Il fallait une bonne dose d’audace pour oser ressortir Yentl aujourd’hui. Non pas que le film soit dénué d’intérêt, loin de là. Mais pour l’apprécier à sa juste valeur, il suppose de passer outre un bon nombre de préjugés, à commencer par la personne même de Barbra Streisand, trop chanteuse et trop populaire pour que les cinéphiles puissent s’intéresser à ce qui reste, à ce jour, sa seule vraie réussite en tant que réalisatrice. À croire que ce film musical était prédestiné à devoir jouer des coudes pour trouver sa place.
Déjà à l’époque, Barbra Streisand mit plus d’une dizaine d’années à monter cette adaptation d’une nouvelle de Isaac Bashevis Singer qui questionne la place des femmes dans une communauté yiddish au début du XXe siècle encore peu ouverte à l’égalité des sexes. Devant la froideur d’Hollywood face à son projet, elle décide de prendre les choses en main et s’octroie de multiples casquettes : coproductrice, coscénariste, réalisatrice, chanteuse. Certains pourront y voir un trait de mégalomanie mais c’est surtout révélateur de la frilosité des producteurs à accorder du crédit à une femme réalisatrice, débat qui semble toujours d’actualité à en croire les dernières polémiques au Festival de Cannes. Pour ce qui est des chansons, elle a la bonne idée de faire appel au célèbre duo de paroliers Alan et Marilyn Bergman mais surtout à Michel Legrand qui lui avait déjà arrangé un album. Il lui signe pour Yentl plusieurs classiques oscarisés à l’efficacité redoutable qui, à l’instar de « Papa Can You Hear Me » participèrent allègrement à la postérité du film.

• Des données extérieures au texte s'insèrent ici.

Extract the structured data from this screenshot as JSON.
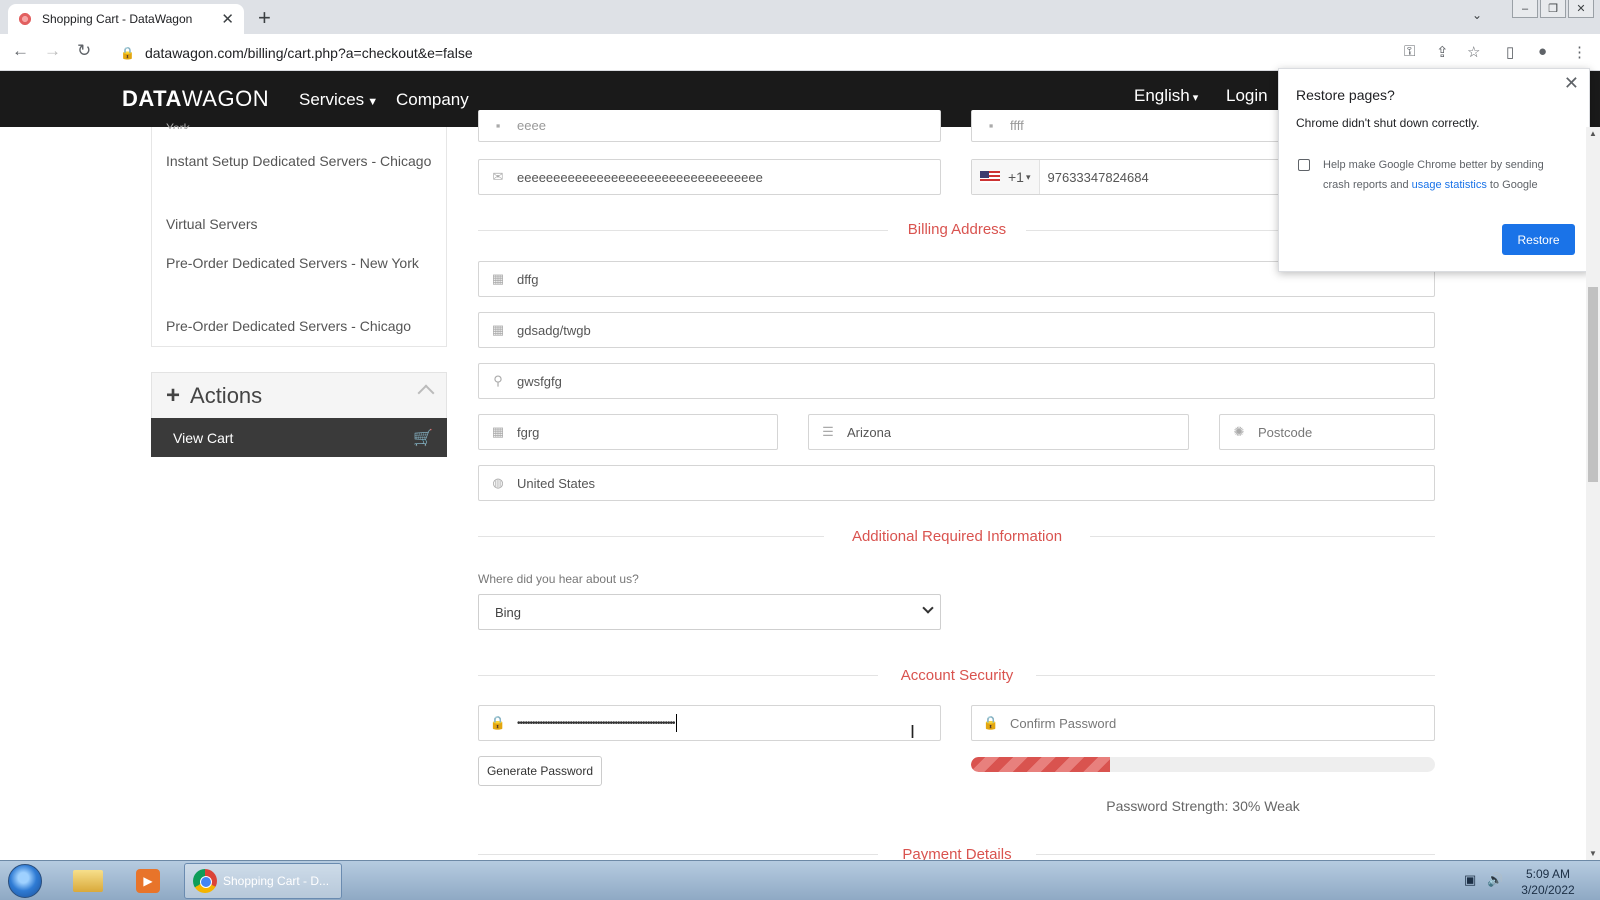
{
  "browser": {
    "tab_title": "Shopping Cart - DataWagon",
    "url": "datawagon.com/billing/cart.php?a=checkout&e=false"
  },
  "sitenav": {
    "logo_bold": "DATA",
    "logo_light": "WAGON",
    "services": "Services",
    "company": "Company",
    "language": "English",
    "login": "Login"
  },
  "sidebar": {
    "partial": "York",
    "items": [
      "Instant Setup Dedicated Servers - Chicago",
      "Virtual Servers",
      "Pre-Order Dedicated Servers - New York",
      "Pre-Order Dedicated Servers - Chicago"
    ],
    "actions_title": "Actions",
    "view_cart": "View Cart"
  },
  "form": {
    "top_left_partial": "eeee",
    "top_right_partial": "ffff",
    "email": "eeeeeeeeeeeeeeeeeeeeeeeeeeeeeeeeee",
    "phone_code": "+1",
    "phone": "97633347824684",
    "billing_title": "Billing Address",
    "company_name": "dffg",
    "address1": "gdsadg/twgb",
    "address2": "gwsfgfg",
    "city": "fgrg",
    "state": "Arizona",
    "postcode_placeholder": "Postcode",
    "country": "United States",
    "additional_title": "Additional Required Information",
    "hear_label": "Where did you hear about us?",
    "hear_value": "Bing",
    "security_title": "Account Security",
    "password_mask": "•••••••••••••••••••••••••••••••••••••••••••••••••••••••••••••••",
    "confirm_placeholder": "Confirm Password",
    "generate_password": "Generate Password",
    "password_strength_pct": 30,
    "password_strength_text": "Password Strength: 30% Weak",
    "payment_title": "Payment Details"
  },
  "popup": {
    "title": "Restore pages?",
    "message": "Chrome didn't shut down correctly.",
    "check_text_1": "Help make Google Chrome better by sending crash reports and ",
    "check_link": "usage statistics",
    "check_text_2": " to Google",
    "restore": "Restore"
  },
  "taskbar": {
    "chrome_label": "Shopping Cart - D...",
    "time": "5:09 AM",
    "date": "3/20/2022"
  },
  "colors": {
    "accent_red": "#d9534f",
    "nav_bg": "#1a1a1a",
    "restore_blue": "#1a73e8"
  }
}
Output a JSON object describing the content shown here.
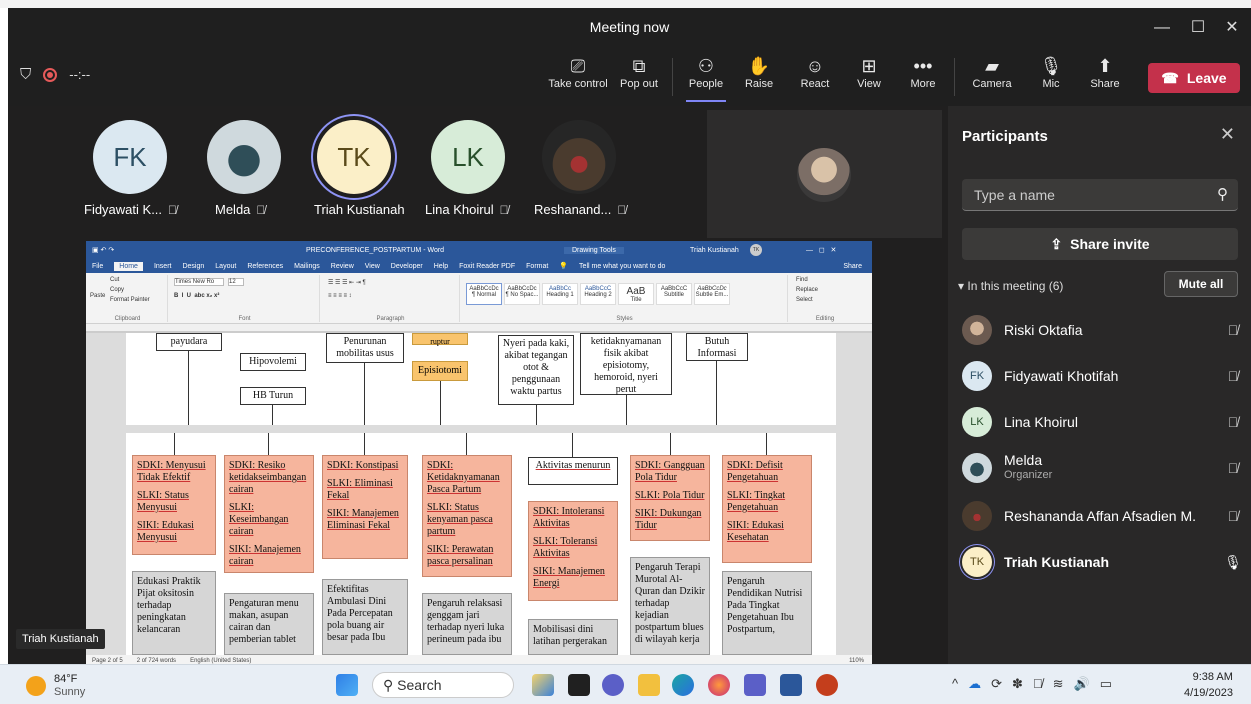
{
  "meeting": {
    "title": "Meeting now",
    "timer": "--:--"
  },
  "toolbar": {
    "take_control": "Take control",
    "pop_out": "Pop out",
    "people": "People",
    "raise": "Raise",
    "react": "React",
    "view": "View",
    "more": "More",
    "camera": "Camera",
    "mic": "Mic",
    "share": "Share",
    "leave": "Leave"
  },
  "gallery": [
    {
      "initials": "FK",
      "name": "Fidyawati K..."
    },
    {
      "initials": "",
      "name": "Melda"
    },
    {
      "initials": "TK",
      "name": "Triah Kustianah"
    },
    {
      "initials": "LK",
      "name": "Lina Khoirul"
    },
    {
      "initials": "",
      "name": "Reshanand..."
    }
  ],
  "word": {
    "title": "PRECONFERENCE_POSTPARTUM - Word",
    "drawing_tools": "Drawing Tools",
    "user": "Triah Kustianah",
    "user_initials": "TK",
    "menu": [
      "File",
      "Home",
      "Insert",
      "Design",
      "Layout",
      "References",
      "Mailings",
      "Review",
      "View",
      "Developer",
      "Help",
      "Foxit Reader PDF",
      "Format"
    ],
    "tell": "Tell me what you want to do",
    "share": "Share",
    "clipboard": {
      "cut": "Cut",
      "copy": "Copy",
      "format": "Format Painter",
      "paste": "Paste",
      "label": "Clipboard"
    },
    "font": {
      "name": "Times New Ro",
      "size": "12",
      "label": "Font"
    },
    "paragraph_label": "Paragraph",
    "styles": [
      {
        "sample": "AaBbCcDc",
        "name": "¶ Normal"
      },
      {
        "sample": "AaBbCcDc",
        "name": "¶ No Spac..."
      },
      {
        "sample": "AaBbCc",
        "name": "Heading 1"
      },
      {
        "sample": "AaBbCcC",
        "name": "Heading 2"
      },
      {
        "sample": "AaB",
        "name": "Title"
      },
      {
        "sample": "AaBbCcC",
        "name": "Subtitle"
      },
      {
        "sample": "AaBbCcDc",
        "name": "Subtle Em..."
      }
    ],
    "styles_label": "Styles",
    "editing": {
      "find": "Find",
      "replace": "Replace",
      "select": "Select",
      "label": "Editing"
    },
    "status": {
      "page": "Page 2 of 5",
      "words": "2 of 724 words",
      "lang": "English (United States)",
      "zoom": "110%"
    },
    "top": {
      "payudara": "payudara",
      "hipovolemi": "Hipovolemi",
      "hb": "HB Turun",
      "penurunan": "Penurunan mobilitas usus",
      "ruptur": "ruptur",
      "episiotomi": "Episiotomi",
      "nyeri": "Nyeri pada kaki, akibat tegangan otot & penggunaan waktu partus",
      "ketidak": "ketidaknyamanan fisik akibat episiotomy, hemoroid, nyeri perut",
      "butuh": "Butuh Informasi"
    },
    "sdki": [
      {
        "sdki": "SDKI: Menyusui Tidak Efektif",
        "slki": "SLKI: Status Menyusui",
        "siki": "SIKI: Edukasi Menyusui",
        "gray": "Edukasi Praktik Pijat oksitosin terhadap peningkatan kelancaran"
      },
      {
        "sdki": "SDKI: Resiko ketidakseimbangan cairan",
        "slki": "SLKI: Keseimbangan cairan",
        "siki": "SIKI: Manajemen cairan",
        "gray": "Pengaturan menu makan, asupan cairan dan pemberian tablet"
      },
      {
        "sdki": "SDKI: Konstipasi",
        "slki": "SLKI: Eliminasi Fekal",
        "siki": "SIKI: Manajemen Eliminasi Fekal",
        "gray": "Efektifitas Ambulasi Dini Pada Percepatan pola buang air besar pada Ibu"
      },
      {
        "sdki": "SDKI: Ketidaknyamanan Pasca Partum",
        "slki": "SLKI: Status kenyaman pasca partum",
        "siki": "SIKI: Perawatan pasca persalinan",
        "gray": "Pengaruh relaksasi genggam jari terhadap nyeri luka perineum pada ibu"
      },
      {
        "pre": "Aktivitas menurun",
        "sdki": "SDKI: Intoleransi Aktivitas",
        "slki": "SLKI: Toleransi Aktivitas",
        "siki": "SIKI: Manajemen Energi",
        "gray": "Mobilisasi dini latihan pergerakan"
      },
      {
        "sdki": "SDKI: Gangguan Pola Tidur",
        "slki": "SLKI: Pola Tidur",
        "siki": "SIKI: Dukungan Tidur",
        "gray": "Pengaruh Terapi Murotal Al-Quran dan Dzikir terhadap kejadian postpartum blues di wilayah kerja"
      },
      {
        "sdki": "SDKI: Defisit Pengetahuan",
        "slki": "SLKI: Tingkat Pengetahuan",
        "siki": "SIKI: Edukasi Kesehatan",
        "gray": "Pengaruh Pendidikan Nutrisi Pada Tingkat Pengetahuan Ibu Postpartum,"
      }
    ]
  },
  "presenter": "Triah Kustianah",
  "panel": {
    "title": "Participants",
    "search_placeholder": "Type a name",
    "share_invite": "Share invite",
    "in_meeting": "In this meeting (6)",
    "mute_all": "Mute all",
    "participants": [
      {
        "name": "Riski Oktafia",
        "role": "",
        "initials": ""
      },
      {
        "name": "Fidyawati Khotifah",
        "role": "",
        "initials": "FK"
      },
      {
        "name": "Lina Khoirul",
        "role": "",
        "initials": "LK"
      },
      {
        "name": "Melda",
        "role": "Organizer",
        "initials": ""
      },
      {
        "name": "Reshananda Affan Afsadien M.",
        "role": "",
        "initials": ""
      },
      {
        "name": "Triah Kustianah",
        "role": "",
        "initials": "TK"
      }
    ]
  },
  "taskbar": {
    "temp": "84°F",
    "condition": "Sunny",
    "search": "Search",
    "time": "9:38 AM",
    "date": "4/19/2023"
  }
}
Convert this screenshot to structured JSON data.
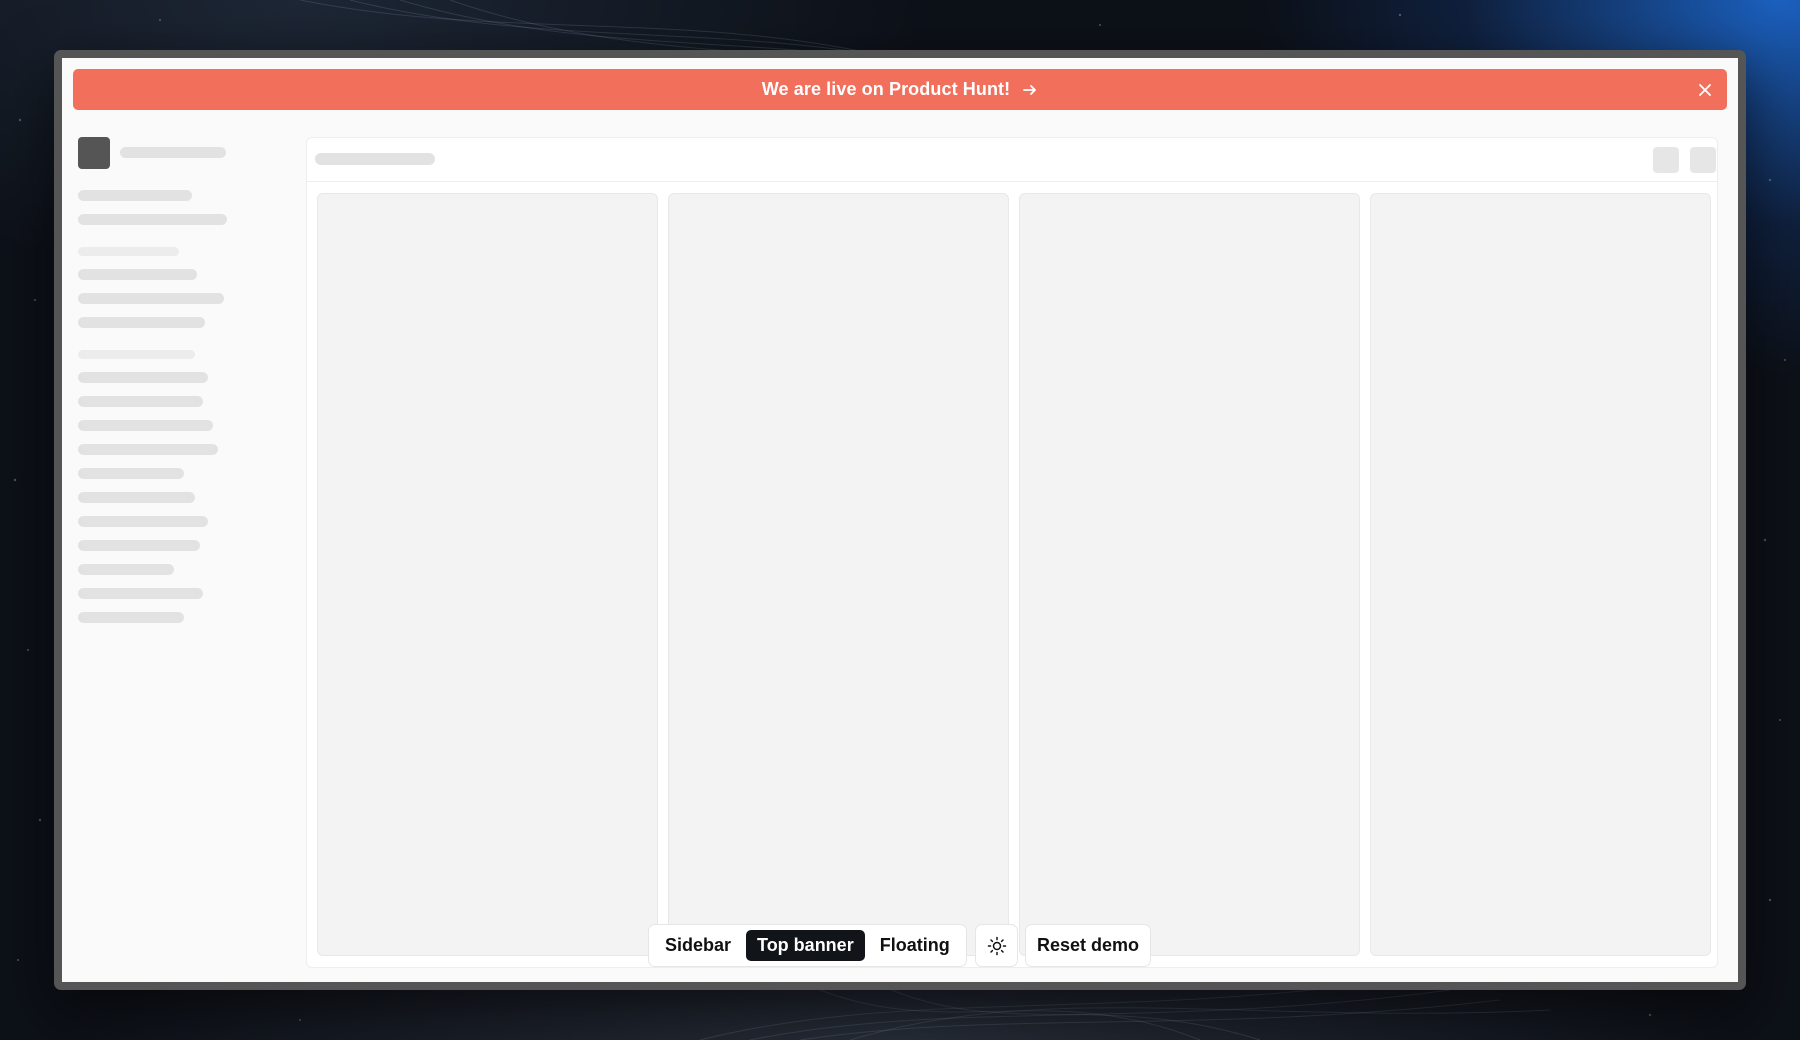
{
  "banner": {
    "text": "We are live on Product Hunt!",
    "color": "#f26f5c",
    "arrow_icon": "arrow-right-icon",
    "close_icon": "close-icon"
  },
  "toolbar": {
    "segments": [
      {
        "label": "Sidebar",
        "active": false
      },
      {
        "label": "Top banner",
        "active": true
      },
      {
        "label": "Floating",
        "active": false
      }
    ],
    "theme_icon": "sun-icon",
    "reset_label": "Reset demo"
  },
  "colors": {
    "active_segment": "#111418",
    "window_frame": "#555555",
    "column_bg": "#f3f3f3"
  }
}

Yentl n’est certes pas dénué de défauts. Streisand, qui a fait ses gammes avec William Wyler ou Gene Kelly, n’a clairement pas leur virtuosité et se réfugie souvent dans un classicisme qui rend sa mise en scène plus illustrative qu’audacieuse, notamment dans le traitement des numéros musicaux. On imagine ce qu’un Demy, tout juste remis de son exil transgenre au Japon avec Lady Oscar, aurait pu apporter de poésie et de créativité. Non, l’intérêt de Yentl est à chercher ailleurs. Certainement dans ce jusqu’au-boutisme qui permit à Streisand de mener à bien son projet. Mais aussi, dans cette faculté à renouveler, derrière le trip égotiste, le genre même du musical. Ici, point de grandes chorégraphies ou de dialogues amoureux : la seule voix que l’on entend est celle de Barbra et les chansons sont utilisées majoritairement comme des monologues intérieurs, en contrepoint à l’intrigue.
« Nothing is impossible »
Le film s’évertue aussi à distiller un certain goût de l’impossible, leitmotiv qui ne cesse d’ailleurs d’être asséné par l’héroïne. Il faut une bonne dose d’imagination pour oser croire à la destinée de ce personnage, joué par une actrice qui a deux fois son âge et qui arrive à se faire passer du jour en lendemain pour un homme afin d’assouvir sa soif de savoir et d’étudier la Torah. Même le motif du travestissement, allègrement usité par le théâtre classique ou, de manière plus contemporaine à Streisand, par Blake Edwards dans Victor/Victoria, ne nous emmène pas forcément vers des sentiers attendus. Certes, nous n’échappons pas aux ressorts scénaristiques liés à la confusion des genres (la scène où Yentl doit dormir avec son alter ego ou encore quand elle le dévore des yeux après un bain dans la rivière) mais le film complexifie la donne en poussant à l’extrême l’engrenage dans lequel s’est enfermée cette femme-garçon. De là naît un triangle amoureux particulièrement ambigu où, entre transfert à la Cyrano de Bergerac et mise à mal des genres autant que des préférences sexuelles, la simplicité (pour ne pas dire chasteté) avec laquelle les événements se déroulent passerait presque pour de l’impertinence.
Féministe, résolument queer, questionnant la toute-puissance des textes religieux, Yentl cache beaucoup de secrets sous son apparence inoffensive et ce, jusqu’aux dernières minutes. Même le happy end tant attendu nous est refusé. « I want more » se justifie l’héroïne en réponse à Avigdor qui, n’ayant visiblement pas compris la leçon, lui propose le quotidien rangé d’une femme au foyer. Dans une dernière envolée lyrique, elle fait le choix de l’émancipation et quitte la Pologne sur un bateau d’immigrés en partance pour les États-Unis. La valorisation du savoir pour que chacun puisse se construire en dehors des normes reste un message on ne peut plus salvateur et d’actualité.